Ten Tips for Expecting or New Parents

So, you’ve joined, or are about to join, the parenting club. Welcome! No matter where you go in the world you will find you have sisters and brothers who are willing to extend an abundance of empathy, wisdom, encouragement and assistance. Indeed, consider this blog one such resource. In this entry I’d like to offer 10 tips for this phase of your parenting life. (I will write this as if you are in a two parent household, but these tips can be easily adapted to other situations.)

#1 Establish your boundaries with in-laws and other well intended people. Some in-laws are wise and know not to offer unsolicited advice. But, others need help in understanding that you will reach out if and when you want advice. I’d suggest each of you speak with your own birth parents about this. This needn’t be unpleasant and can be done in a lighthearted way. Then, insist on these boundaries lest you want to live with no end to unsolicited advice.

#2 Don’t put the pressure on yourself to act like you know what’s coming. It doesn’t matter how intelligent and insightful you are. There is no way to reason to how much love, exhaustion and lunacy you will feel, and that’s totally okay. So, try to be at peace with that.

#3 Try to accept that there is no way to prepare fully for the chaos. Sure, it’s totally okay to nest and set things up. But, at some point the preparation can become like a soldier ironing his trousers before going into battle. Developing a certain comfort with chaos is very helpful to your mental health. (As a related matter, it’s always interesting to watch couples trying to determine the “perfect” time to have a child, as if a tornado could be put in a box.)

#4 Make an active plan for couple time. If you are not disciplined and proactive about this your romantic relationship will take a heavy hit. For a related blog entry click here.

#5 Agree to a childcare plan. Many parents wonder if it’s better for the child for the mom to stay at home or not. Bottom line: assuming the person(s) taking care of your child do a good job, it’s best to do the thing that will make you and your partner feel most satisfied. There is no one right choice. It’s a matter of personal preference.

#6 Agree to a nighttime feeding plan. Your new baby will sleep for only a few hours at a time until he or she gains enough weight to not need feedings throughout the night. So, have a discussion about who will do what when. There are so many permutations of this that I haven’t space to list them. It’s just important to talk it out lest the person doing all or most of the work builds up resentment.

#7 Make sure to take maintain a self-care protocol. Like many parents, you may be tempted to go on a cross for your child, but this is rarely in a child’s best interest. Just like the tip above regarding couples, it takes a proactive plan to stay at your best for your new baby.

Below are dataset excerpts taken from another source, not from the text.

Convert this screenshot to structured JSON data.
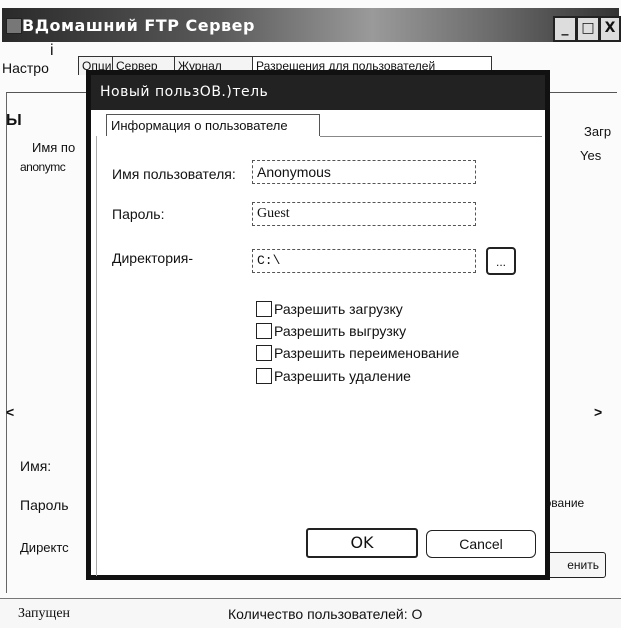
{
  "window": {
    "title": "Домашний FTP Сервер",
    "title_prefix": "В",
    "minimize": "_",
    "maximize": "□",
    "close": "X"
  },
  "outer_tabs": [
    "Опции",
    "Сервер",
    "Журнал",
    "Разрешения для пользователей"
  ],
  "outer_fragments": {
    "i_mark": "i",
    "settings": "Настро",
    "floppy": "Ы",
    "col_user": "Имя по",
    "row_user": "anonymc",
    "col_zagr": "Загр",
    "val_yes": "Yes",
    "scroll_left": "<",
    "scroll_right": ">",
    "label_name": "Имя:",
    "label_pass": "Пароль",
    "label_dir": "Директс",
    "label_rename": "нование",
    "btn_change": "енить"
  },
  "status": {
    "state": "Запущен",
    "user_count": "Количество пользователей: О"
  },
  "dialog": {
    "title": "Новый пользOB.)тель",
    "tab": "Информация о пользователе",
    "user_label": "Имя пользователя:",
    "user_value": "Anonymous",
    "pass_label": "Пароль:",
    "pass_value": "Guest",
    "dir_label": "Директория-",
    "dir_value": "C:\\",
    "browse": "...",
    "perms": [
      "Разрешить  загрузку",
      "Разрешить  выгрузку",
      "Разрешить  переименование",
      "Разрешить  удаление"
    ],
    "ok": "OK",
    "cancel": "Cancel"
  }
}
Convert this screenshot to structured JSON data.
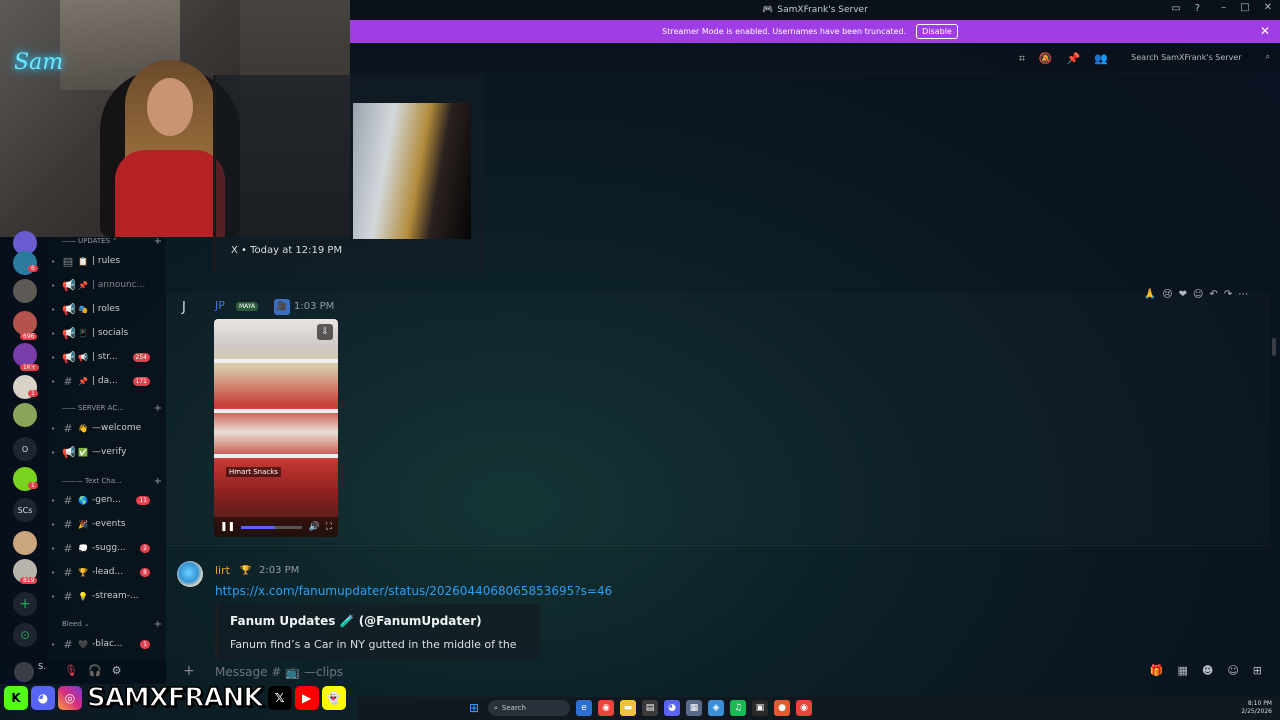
{
  "window": {
    "title": "SamXFrank's Server"
  },
  "banner": {
    "message": "Streamer Mode is enabled. Usernames have been truncated.",
    "disable_label": "Disable",
    "color": "#a03ee6"
  },
  "header": {
    "search_placeholder": "Search SamXFrank's Server"
  },
  "webcam": {
    "neon_sign": "Sam"
  },
  "rail": {
    "badges": [
      "6",
      "696",
      "1K+",
      "1",
      "1",
      "819"
    ],
    "text_servers": [
      "O",
      "SCs"
    ]
  },
  "sidebar": {
    "categories": {
      "updates": "UPDATES",
      "server_access": "SERVER AC...",
      "text_channels": "Text Cha...",
      "bleed": "Bleed"
    },
    "channels": [
      {
        "name": "| rules",
        "badge": ""
      },
      {
        "name": "| announc...",
        "badge": ""
      },
      {
        "name": "| roles",
        "badge": ""
      },
      {
        "name": "| socials",
        "badge": ""
      },
      {
        "name": "| str...",
        "badge": "254"
      },
      {
        "name": "| da...",
        "badge": "171"
      },
      {
        "name": "—welcome",
        "badge": ""
      },
      {
        "name": "—verify",
        "badge": ""
      },
      {
        "name": "-gen...",
        "badge": "11"
      },
      {
        "name": "-events",
        "badge": ""
      },
      {
        "name": "-sugg...",
        "badge": "2"
      },
      {
        "name": "-lead...",
        "badge": "8"
      },
      {
        "name": "-stream-...",
        "badge": ""
      },
      {
        "name": "-blac...",
        "badge": "1"
      }
    ]
  },
  "embed_top": {
    "footer": "X • Today at 12:19 PM"
  },
  "message1": {
    "author": "JP",
    "tag": "MAYA",
    "time": "1:03 PM",
    "video_caption": "Hmart Snacks",
    "progress": 0.55
  },
  "message2": {
    "author": "lirt",
    "time": "2:03 PM",
    "link": "https://x.com/fanumupdater/status/2026044068065853695?s=46",
    "embed_author": "Fanum Updates 🧪 (@FanumUpdater)",
    "embed_desc": "Fanum find’s a Car in NY gutted in the middle of the"
  },
  "composer": {
    "placeholder": "Message # 📺 —clips"
  },
  "user_panel": {
    "name": "S."
  },
  "overlay": {
    "brand": "SAMXFRANK"
  },
  "taskbar": {
    "search_label": "Search",
    "time": "8:10 PM",
    "date": "2/25/2026"
  }
}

#8 You are going to make lots and lots and lots and lots of mistakes and that’s okay. I still remember trying to lullaby my eldest Morgan to sleep, at around 3 AM, with the melody from Hush Little Baby but with made up NC-17 lyrics having to do with how much I needed her to get to sleep. As long as you keep trying to do well you’re probably doing at least well enough.

#9 You’re going to overdo things as a first time parent, and that’s okay. I remember having wipe warmers for Morgan and our grandmother neighbor finding that to be very funny. (I would now find it to be funny too but it’s semi-disrespectful to show such to a first time parent.) It’s normal to overdue for the first one, so don’t let anybody mock you for that. (By the way, by the time you might have a third child you end up carrying him or her around by the ankle.)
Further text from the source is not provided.